Looking in from the sides, drinking watered-down lager, bombarded by music that didn’t ring my bell but hardly hearing the conversation. Going home early, alone, but at least free.
John Devane remembers me giving him a lift home from one of Alan Read’s parties. That was probably a six-pint job. We laughed as I tried to drive in a straight line. One evening when the Fantic’s engine died I walked the thing about eight miles home, and used the pavement at Bread and Cheese hill, in Thundersley, to freewheel some of the way down. A police car cruised alongside as I reached the foot, and I was admonished for violating the Highway Code. And subsequently taken to court, where I received the first of my four convictions. Eric defended me, highlighting “an innocuous crime” by a “model citizen”. There was a fine to pay.
Another time I was breathalysed by the cops, and was just over the limit. Somehow, miraculously, they let me off with a warning. Wow. They must have been in a good mood.

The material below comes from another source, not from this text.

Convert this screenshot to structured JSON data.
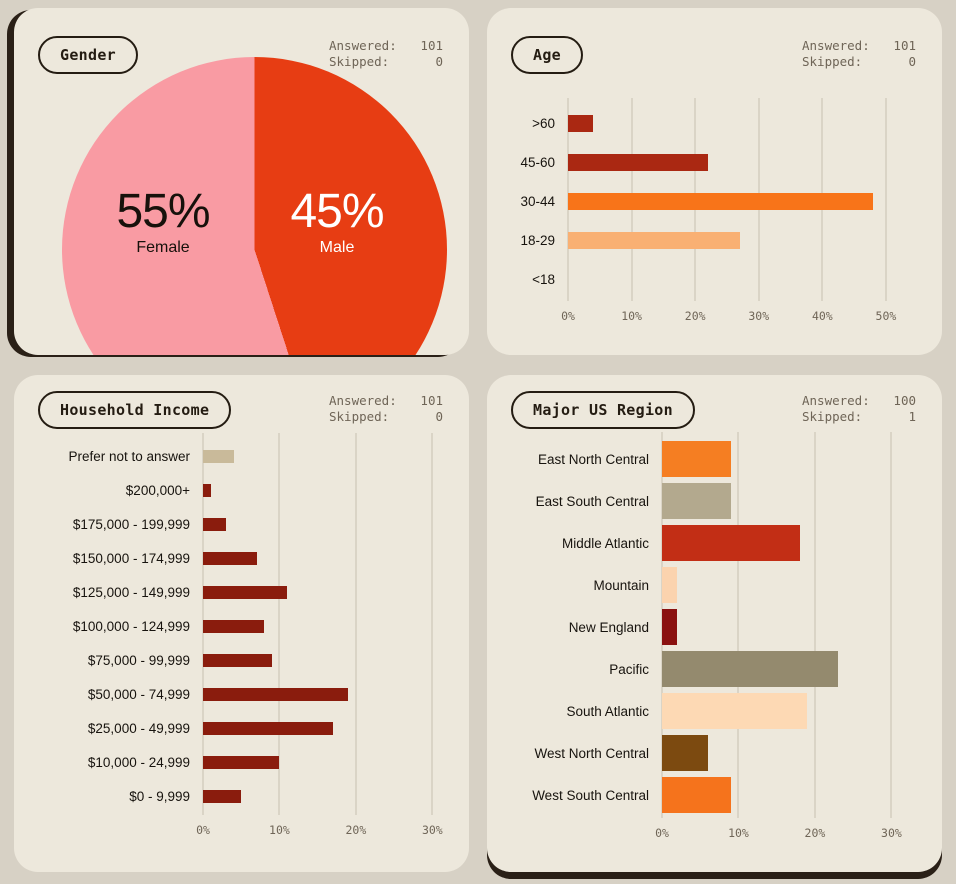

John Attwell used to throw regular parties. One where I was so drunk that I fell over hanging onto a girl named Debbie Lucas. We crashed through his open front door onto the driveway, hitting our heads on the gravel. Then I drove the six miles home. Laura Parsons held a party, where our history teacher tried to hit on Laura’s mum. A girl called Liz grabbed me, in her extreme drunkenness. Saw me for a drink the next week, and chucked me the next day. Regular girlfriends included Janice, whose surname eludes me, and Tina, who I liked the most, but coupled up with just weeks before university. So she looked elsewhere.

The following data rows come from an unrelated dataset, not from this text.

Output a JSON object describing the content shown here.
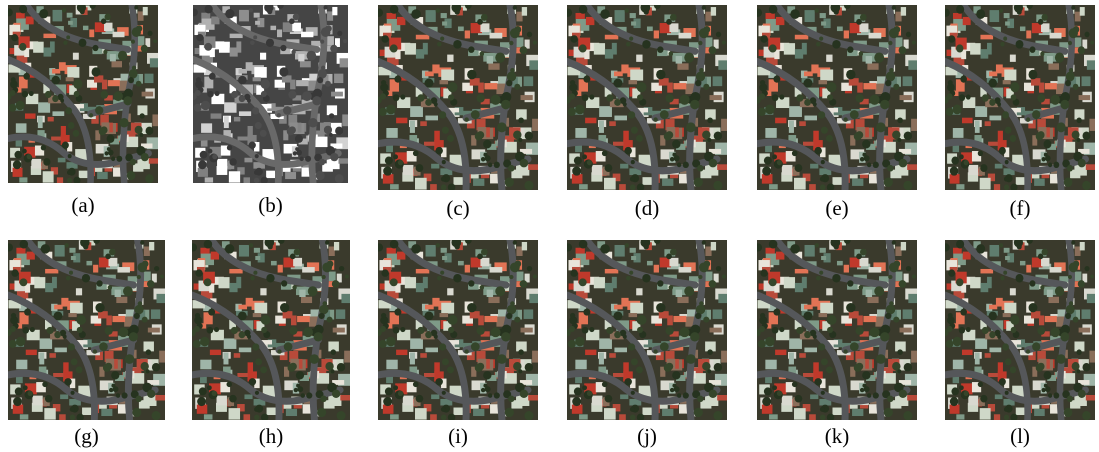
{
  "captions": [
    "(a)",
    "(b)",
    "(c)",
    "(d)",
    "(e)",
    "(f)",
    "(g)",
    "(h)",
    "(i)",
    "(j)",
    "(k)",
    "(l)"
  ]
}
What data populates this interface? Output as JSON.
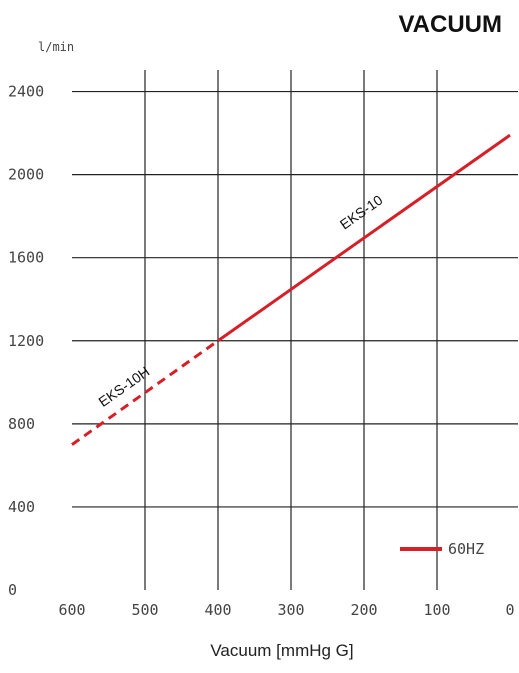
{
  "chart_data": {
    "type": "line",
    "title": "VACUUM",
    "xlabel": "Vacuum  [mmHg G]",
    "ylabel": "",
    "y_unit": "l/min",
    "x_reversed": true,
    "xlim": [
      0,
      600
    ],
    "ylim": [
      0,
      2600
    ],
    "x_ticks": [
      600,
      500,
      400,
      300,
      200,
      100,
      0
    ],
    "y_ticks": [
      0,
      400,
      800,
      1200,
      1600,
      2000,
      2400
    ],
    "grid": true,
    "legend": {
      "position": "bottom-right",
      "entries": [
        "60HZ"
      ]
    },
    "series": [
      {
        "name": "60HZ",
        "color": "#d61f26",
        "points": [
          [
            600,
            700
          ],
          [
            400,
            1200
          ],
          [
            0,
            2190
          ]
        ],
        "solid_range": [
          0,
          400
        ],
        "dashed_range": [
          400,
          600
        ]
      }
    ],
    "annotations": [
      {
        "text": "EKS-10",
        "x": 200,
        "y": 1800
      },
      {
        "text": "EKS-10H",
        "x": 525,
        "y": 960
      }
    ]
  }
}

Something better had to be in the offing. I wanted a good-hearted, loving, attractive woman to open up like a flower for me, on a permanent basis. Paul, Al Campbell and Nick Eastwell had all settled into those types of relationships. It looked like the prize. Instead I endured a few relationships, or stumbled into rare, drunken one-offs with people that I didn’t really fancy or even like. Frustrating didn’t begin to describe it. Imprisoned in my own head, with steam let off mainly through a new habit of joke telling.

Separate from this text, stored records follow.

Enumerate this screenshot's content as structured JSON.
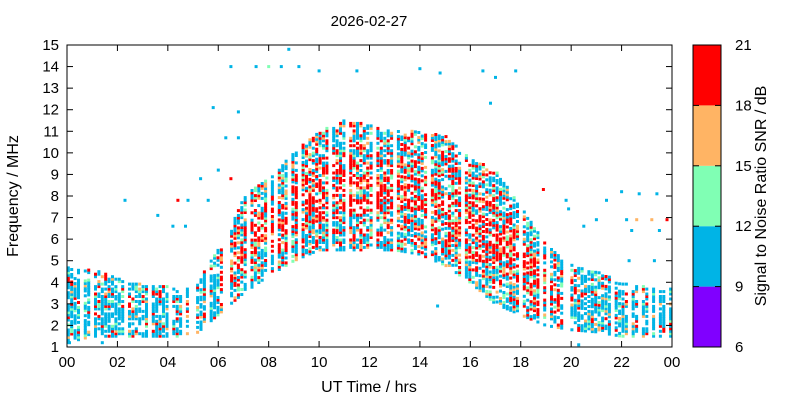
{
  "chart_data": {
    "type": "scatter",
    "title": "2026-02-27",
    "xlabel": "UT Time / hrs",
    "ylabel": "Frequency / MHz",
    "xlim": [
      0,
      24
    ],
    "ylim": [
      1,
      15
    ],
    "x_ticks": [
      "00",
      "02",
      "04",
      "06",
      "08",
      "10",
      "12",
      "14",
      "16",
      "18",
      "20",
      "22",
      "00"
    ],
    "y_ticks": [
      "1",
      "2",
      "3",
      "4",
      "5",
      "6",
      "7",
      "8",
      "9",
      "10",
      "11",
      "12",
      "13",
      "14",
      "15"
    ],
    "grid": false,
    "colorbar": {
      "label": "Signal to Noise Ratio SNR / dB",
      "range": [
        6,
        21
      ],
      "ticks": [
        "6",
        "9",
        "12",
        "15",
        "18",
        "21"
      ],
      "bands": [
        {
          "from": 6,
          "to": 9,
          "color": "#8000ff"
        },
        {
          "from": 9,
          "to": 12,
          "color": "#00b4e6"
        },
        {
          "from": 12,
          "to": 15,
          "color": "#80ffb4"
        },
        {
          "from": 15,
          "to": 18,
          "color": "#ffb464"
        },
        {
          "from": 18,
          "to": 21,
          "color": "#ff0000"
        }
      ]
    },
    "series_envelope": {
      "description_hours": [
        0,
        1,
        2,
        3,
        4,
        5,
        5.5,
        6,
        6.5,
        7,
        8,
        9,
        10,
        11,
        12,
        13,
        14,
        15,
        16,
        17,
        18,
        19,
        20,
        21,
        22,
        23,
        24
      ],
      "lower_mhz": [
        1.2,
        1.5,
        1.5,
        1.5,
        1.5,
        1.5,
        2.0,
        2.5,
        3.0,
        3.5,
        4.3,
        5.0,
        5.5,
        5.5,
        5.5,
        5.5,
        5.3,
        4.8,
        4.0,
        3.0,
        2.5,
        2.0,
        1.8,
        1.7,
        1.5,
        1.5,
        1.5
      ],
      "upper_mhz": [
        4.7,
        4.6,
        4.2,
        3.9,
        3.8,
        3.8,
        4.6,
        5.5,
        6.5,
        8.0,
        8.8,
        10.0,
        11.0,
        11.5,
        11.3,
        11.0,
        11.0,
        10.8,
        9.8,
        9.2,
        7.5,
        5.8,
        4.8,
        4.5,
        4.0,
        3.8,
        3.8
      ]
    },
    "scatter_points": [
      {
        "x": 6.5,
        "y": 14.0,
        "snr": 10
      },
      {
        "x": 7.5,
        "y": 14.0,
        "snr": 10
      },
      {
        "x": 8.0,
        "y": 14.0,
        "snr": 13
      },
      {
        "x": 8.5,
        "y": 14.0,
        "snr": 10
      },
      {
        "x": 8.8,
        "y": 14.8,
        "snr": 10
      },
      {
        "x": 9.2,
        "y": 14.0,
        "snr": 10
      },
      {
        "x": 10.0,
        "y": 13.8,
        "snr": 10
      },
      {
        "x": 11.5,
        "y": 13.8,
        "snr": 10
      },
      {
        "x": 14.0,
        "y": 13.9,
        "snr": 10
      },
      {
        "x": 14.8,
        "y": 13.7,
        "snr": 10
      },
      {
        "x": 16.5,
        "y": 13.8,
        "snr": 10
      },
      {
        "x": 17.0,
        "y": 13.5,
        "snr": 10
      },
      {
        "x": 17.8,
        "y": 13.8,
        "snr": 10
      },
      {
        "x": 16.8,
        "y": 12.3,
        "snr": 10
      },
      {
        "x": 5.8,
        "y": 12.1,
        "snr": 10
      },
      {
        "x": 6.8,
        "y": 11.9,
        "snr": 10
      },
      {
        "x": 6.3,
        "y": 10.7,
        "snr": 10
      },
      {
        "x": 6.8,
        "y": 10.7,
        "snr": 10
      },
      {
        "x": 6.0,
        "y": 9.2,
        "snr": 10
      },
      {
        "x": 5.3,
        "y": 8.8,
        "snr": 10
      },
      {
        "x": 6.5,
        "y": 8.8,
        "snr": 19
      },
      {
        "x": 4.4,
        "y": 7.8,
        "snr": 19
      },
      {
        "x": 4.8,
        "y": 7.8,
        "snr": 10
      },
      {
        "x": 5.6,
        "y": 7.8,
        "snr": 10
      },
      {
        "x": 4.2,
        "y": 6.6,
        "snr": 10
      },
      {
        "x": 4.7,
        "y": 6.6,
        "snr": 10
      },
      {
        "x": 2.3,
        "y": 7.8,
        "snr": 10
      },
      {
        "x": 3.6,
        "y": 7.1,
        "snr": 10
      },
      {
        "x": 18.9,
        "y": 8.3,
        "snr": 19
      },
      {
        "x": 19.8,
        "y": 7.8,
        "snr": 10
      },
      {
        "x": 19.9,
        "y": 7.4,
        "snr": 10
      },
      {
        "x": 21.4,
        "y": 7.8,
        "snr": 10
      },
      {
        "x": 20.5,
        "y": 6.6,
        "snr": 10
      },
      {
        "x": 21.0,
        "y": 6.9,
        "snr": 10
      },
      {
        "x": 22.0,
        "y": 8.2,
        "snr": 10
      },
      {
        "x": 22.7,
        "y": 8.1,
        "snr": 10
      },
      {
        "x": 23.4,
        "y": 8.1,
        "snr": 10
      },
      {
        "x": 22.2,
        "y": 6.9,
        "snr": 10
      },
      {
        "x": 22.6,
        "y": 6.9,
        "snr": 16
      },
      {
        "x": 23.2,
        "y": 6.9,
        "snr": 16
      },
      {
        "x": 23.8,
        "y": 6.9,
        "snr": 19
      },
      {
        "x": 22.4,
        "y": 6.4,
        "snr": 10
      },
      {
        "x": 23.5,
        "y": 6.4,
        "snr": 10
      },
      {
        "x": 22.3,
        "y": 5.0,
        "snr": 10
      },
      {
        "x": 23.3,
        "y": 5.0,
        "snr": 10
      },
      {
        "x": 14.7,
        "y": 2.9,
        "snr": 10
      },
      {
        "x": 20.3,
        "y": 1.1,
        "snr": 10
      },
      {
        "x": 1.4,
        "y": 1.2,
        "snr": 10
      },
      {
        "x": 0.1,
        "y": 1.2,
        "snr": 10
      }
    ]
  }
}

School was little better. I stopped attending French A-level lessons in my last year. I didn’t enjoy speaking it anymore, and so decided that I was opting out. Incredible that I was allowed to get away with it. My parents never knew. One of a lifetime of unilateral decisions, on which I consulted nobody. So for French A-level I received a second O-level, hardly surprising.
In my 40s, the notion came to me that I would have immensely enjoyed a Steiner school, where students find topics of optimum fascination, and then focus on those. Not sure that Westcliff did little more than mould good corporate material, although others may differ.
While I awaited A-level results I found a job on Southend seafront, next to the Hope Hotel pub. Selling hot dogs and burgers. Shitty pay, which the aptly named landlord, Mr Black, reduced further after a week. I decided to pay him back. Ostensibly agreeing, but pinpointing an evening when he was very busy, and I would be able to shut the stand and take the full money owed. I left him a note explaining the error of his ways, and roared with delight as I ran away towards the pier, free again.
When the A-level results came through, a crushingly disappointing D for History blew any chance of studying the subject at Southampton. The surprise was a B in Russian. Birmingham University offered me a place on that basis, and suddenly it became apparent that I would be heading there alongside my old mucker Paul Seligson. Paul and I had grown apart over the last year, as he disappeared almost completely inside a girl called Jane. But he had bought himself a Morris Minor, and offered to take me and my luggage, the bulk of which was a stereo player and a pile of LPs.
I was ripe for the move. Had to endure six or so weeks of work at Basildon hospital to put a few more quid in the bank. I worked in the laundry, sorting out dirty sheets. Patiently waiting for my life to begin.